Contrôle 1 Modèle 7 - Français 1ère Année Collège 1AC Semestre 2
Le Larron qui embrassa un rayon de lune
J'ai entendu dire qu'un larron était venu rôder auprès d'une maison où habitait un homme riche. Il voulait y voler quelque chose. Il grimpa vite sur le toit et se mit à écouter pour savoir si quelqu'un veillait dans la maison. Il aurait été alors obligé de renoncer à son projet. Mais le maître de la maison aperçut très bien le larron et décida de lui jouer un bon tour. Il dit tout bas à sa femme :
« Demande-moi, en parlant fort (peu importe si on t'entend), d'où m'est venue cette richesse qui nous permet de bien vivre aujourd'hui. Arrête-toi de me poser des questions seulement quand j'aurai tout bien raconté. »

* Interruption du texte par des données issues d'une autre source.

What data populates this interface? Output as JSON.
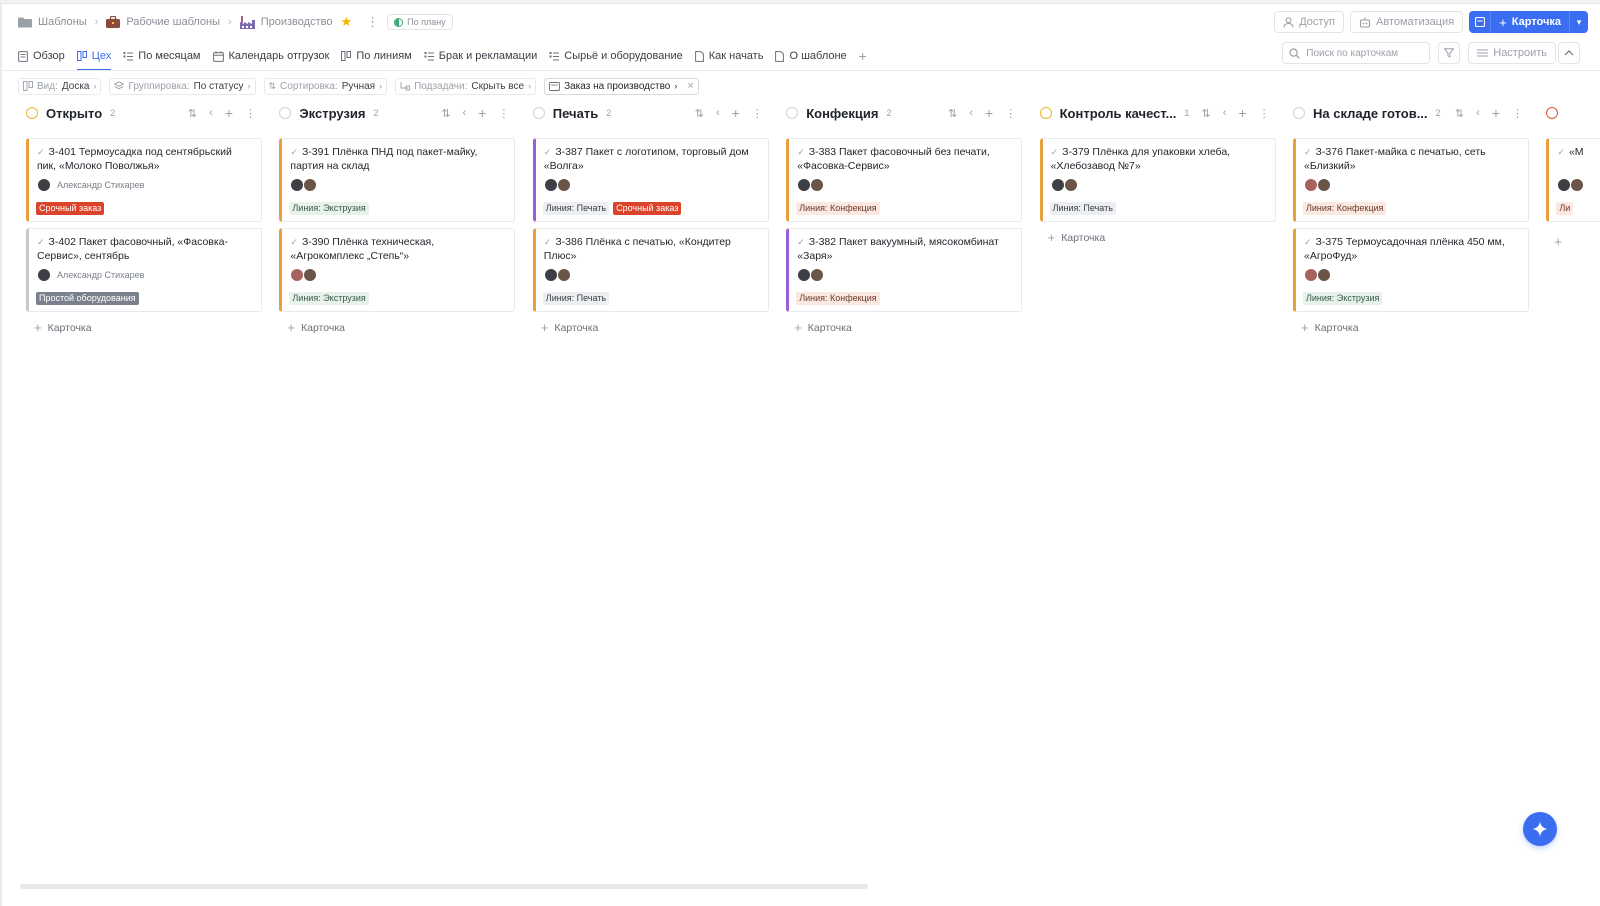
{
  "breadcrumbs": [
    {
      "label": "Шаблоны",
      "icon": "folder-icon"
    },
    {
      "label": "Рабочие шаблоны",
      "icon": "briefcase-icon"
    },
    {
      "label": "Производство",
      "icon": "factory-icon"
    }
  ],
  "status_pill": "По плану",
  "header_buttons": {
    "access": "Доступ",
    "automation": "Автоматизация",
    "new_card": "Карточка"
  },
  "tabs": [
    {
      "label": "Обзор",
      "icon": "doc-icon"
    },
    {
      "label": "Цех",
      "icon": "board-icon",
      "active": true
    },
    {
      "label": "По месяцам",
      "icon": "list-icon"
    },
    {
      "label": "Календарь отгрузок",
      "icon": "calendar-icon"
    },
    {
      "label": "По линиям",
      "icon": "board-icon"
    },
    {
      "label": "Брак и рекламации",
      "icon": "list-icon"
    },
    {
      "label": "Сырьё и оборудование",
      "icon": "list-icon"
    },
    {
      "label": "Как начать",
      "icon": "page-icon"
    },
    {
      "label": "О шаблоне",
      "icon": "page-icon"
    }
  ],
  "search": {
    "placeholder": "Поиск по карточкам"
  },
  "configure_label": "Настроить",
  "chips": {
    "view_key": "Вид:",
    "view_val": "Доска",
    "group_key": "Группировка:",
    "group_val": "По статусу",
    "sort_key": "Сортировка:",
    "sort_val": "Ручная",
    "sub_key": "Подзадачи:",
    "sub_val": "Скрыть все",
    "active_filter": "Заказ на производство"
  },
  "add_card_label": "Карточка",
  "columns": [
    {
      "title": "Открыто",
      "count": "2",
      "circle": "#f0b429",
      "cards": [
        {
          "title": "З-401 Термоусадка под сентябрьский пик, «Молоко Поволжья»",
          "person": "Александр Стихарев",
          "accent": "#e8a13a",
          "tags": [
            {
              "label": "Срочный заказ",
              "bg": "#d9442b",
              "fg": "#ffffff"
            }
          ]
        },
        {
          "title": "З-402 Пакет фасовочный, «Фасовка-Сервис», сентябрь",
          "person": "Александр Стихарев",
          "accent": "#c5c8ce",
          "tags": [
            {
              "label": "Простой оборудования",
              "bg": "#7b818c",
              "fg": "#ffffff"
            }
          ]
        }
      ]
    },
    {
      "title": "Экструзия",
      "count": "2",
      "circle": "#d0d3d8",
      "cards": [
        {
          "title": "З-391 Плёнка ПНД под пакет-майку, партия на склад",
          "person": "",
          "accent": "#e8a13a",
          "tags": [
            {
              "label": "Линия: Экструзия",
              "bg": "#e6f2ea",
              "fg": "#3a5a47"
            }
          ]
        },
        {
          "title": "З-390 Плёнка техническая, «Агрокомплекс „Степь“»",
          "person": "",
          "accent": "#e8a13a",
          "tags": [
            {
              "label": "Линия: Экструзия",
              "bg": "#e6f2ea",
              "fg": "#3a5a47"
            }
          ]
        }
      ]
    },
    {
      "title": "Печать",
      "count": "2",
      "circle": "#d0d3d8",
      "cards": [
        {
          "title": "З-387 Пакет с логотипом, торговый дом «Волга»",
          "person": "",
          "accent": "#9b5fd1",
          "tags": [
            {
              "label": "Линия: Печать",
              "bg": "#eceef2",
              "fg": "#3a3f47"
            },
            {
              "label": "Срочный заказ",
              "bg": "#d9442b",
              "fg": "#ffffff"
            }
          ]
        },
        {
          "title": "З-386 Плёнка с печатью, «Кондитер Плюс»",
          "person": "",
          "accent": "#e8a13a",
          "tags": [
            {
              "label": "Линия: Печать",
              "bg": "#eceef2",
              "fg": "#3a3f47"
            }
          ]
        }
      ]
    },
    {
      "title": "Конфекция",
      "count": "2",
      "circle": "#d0d3d8",
      "cards": [
        {
          "title": "З-383 Пакет фасовочный без печати, «Фасовка-Сервис»",
          "person": "",
          "accent": "#e8a13a",
          "tags": [
            {
              "label": "Линия: Конфекция",
              "bg": "#fbe9e1",
              "fg": "#6a3a2a"
            }
          ]
        },
        {
          "title": "З-382 Пакет вакуумный, мясокомбинат «Заря»",
          "person": "",
          "accent": "#9b5fd1",
          "tags": [
            {
              "label": "Линия: Конфекция",
              "bg": "#fbe9e1",
              "fg": "#6a3a2a"
            }
          ]
        }
      ]
    },
    {
      "title": "Контроль качест...",
      "count": "1",
      "circle": "#f0b429",
      "cards": [
        {
          "title": "З-379 Плёнка для упаковки хлеба, «Хлебозавод №7»",
          "person": "",
          "accent": "#e8a13a",
          "tags": [
            {
              "label": "Линия: Печать",
              "bg": "#eceef2",
              "fg": "#3a3f47"
            }
          ]
        }
      ]
    },
    {
      "title": "На складе готов...",
      "count": "2",
      "circle": "#d0d3d8",
      "cards": [
        {
          "title": "З-376 Пакет-майка с печатью, сеть «Близкий»",
          "person": "",
          "accent": "#e8a13a",
          "tags": [
            {
              "label": "Линия: Конфекция",
              "bg": "#fbe9e1",
              "fg": "#6a3a2a"
            }
          ]
        },
        {
          "title": "З-375 Термоусадочная плёнка 450 мм, «АгроФуд»",
          "person": "",
          "accent": "#e8a13a",
          "tags": [
            {
              "label": "Линия: Экструзия",
              "bg": "#e6f2ea",
              "fg": "#3a5a47"
            }
          ]
        }
      ]
    },
    {
      "title": "",
      "count": "",
      "circle": "#e0552f",
      "cards": [
        {
          "title": "«М",
          "person": "",
          "accent": "#e8a13a",
          "tags": [
            {
              "label": "Ли",
              "bg": "#fbe9e1",
              "fg": "#6a3a2a"
            }
          ]
        }
      ]
    }
  ],
  "colors": {
    "accent": "#3b6df0",
    "urgent": "#d9442b"
  }
}
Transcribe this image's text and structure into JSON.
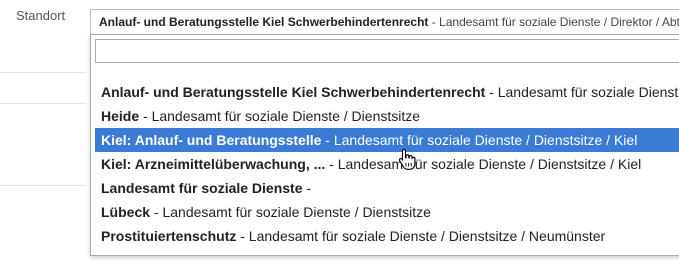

Celle-ci fit ce que son mari demandait ; elle lui dit à haute voix :
« Sire, par Dieu, racontez-moi donc comment vous avez amassé toute votre richesse. Je n'ai jamais pu le savoir. Je ne vous ai jamais vu faire le marchand ou le prêtre pour gagner autant d'argent qu'eux. Je ne sais où vous avez acquis toute cette richesse.
— Vous avez tort de me poser cette question, répondit le mari. Utilisez donc comme bon vous semblera toutes les richesses dont vous disposez. »
Alors elle se mit à le presser de plus en plus pour obtenir une réponse. Le mari se faisait prier ; finalement il fit mine de céder et raconta comment il s'était enrichi :
« Je fus jadis un larron, dit-il, et c'est de là que vient toute ma fortune.
— Comment! Vous avez pu voler sans être incriminé ?
— Mon maître, continua le mari, m’enseigna un charme qui lui plaisait beaucoup. Quand je me trouvais la nuit sur le toit d'une maison, je répétais sept fois la formule de ce charme puis j’embrassais un rayon de lune. Je descendais alors dans la maison et je prenais tout ce que je voulais. Quand je voulais en partir, je répétais sept fois encore la formule du charme, j’embrassais de nouveau le rayon de lune et je remontais comme à une échelle.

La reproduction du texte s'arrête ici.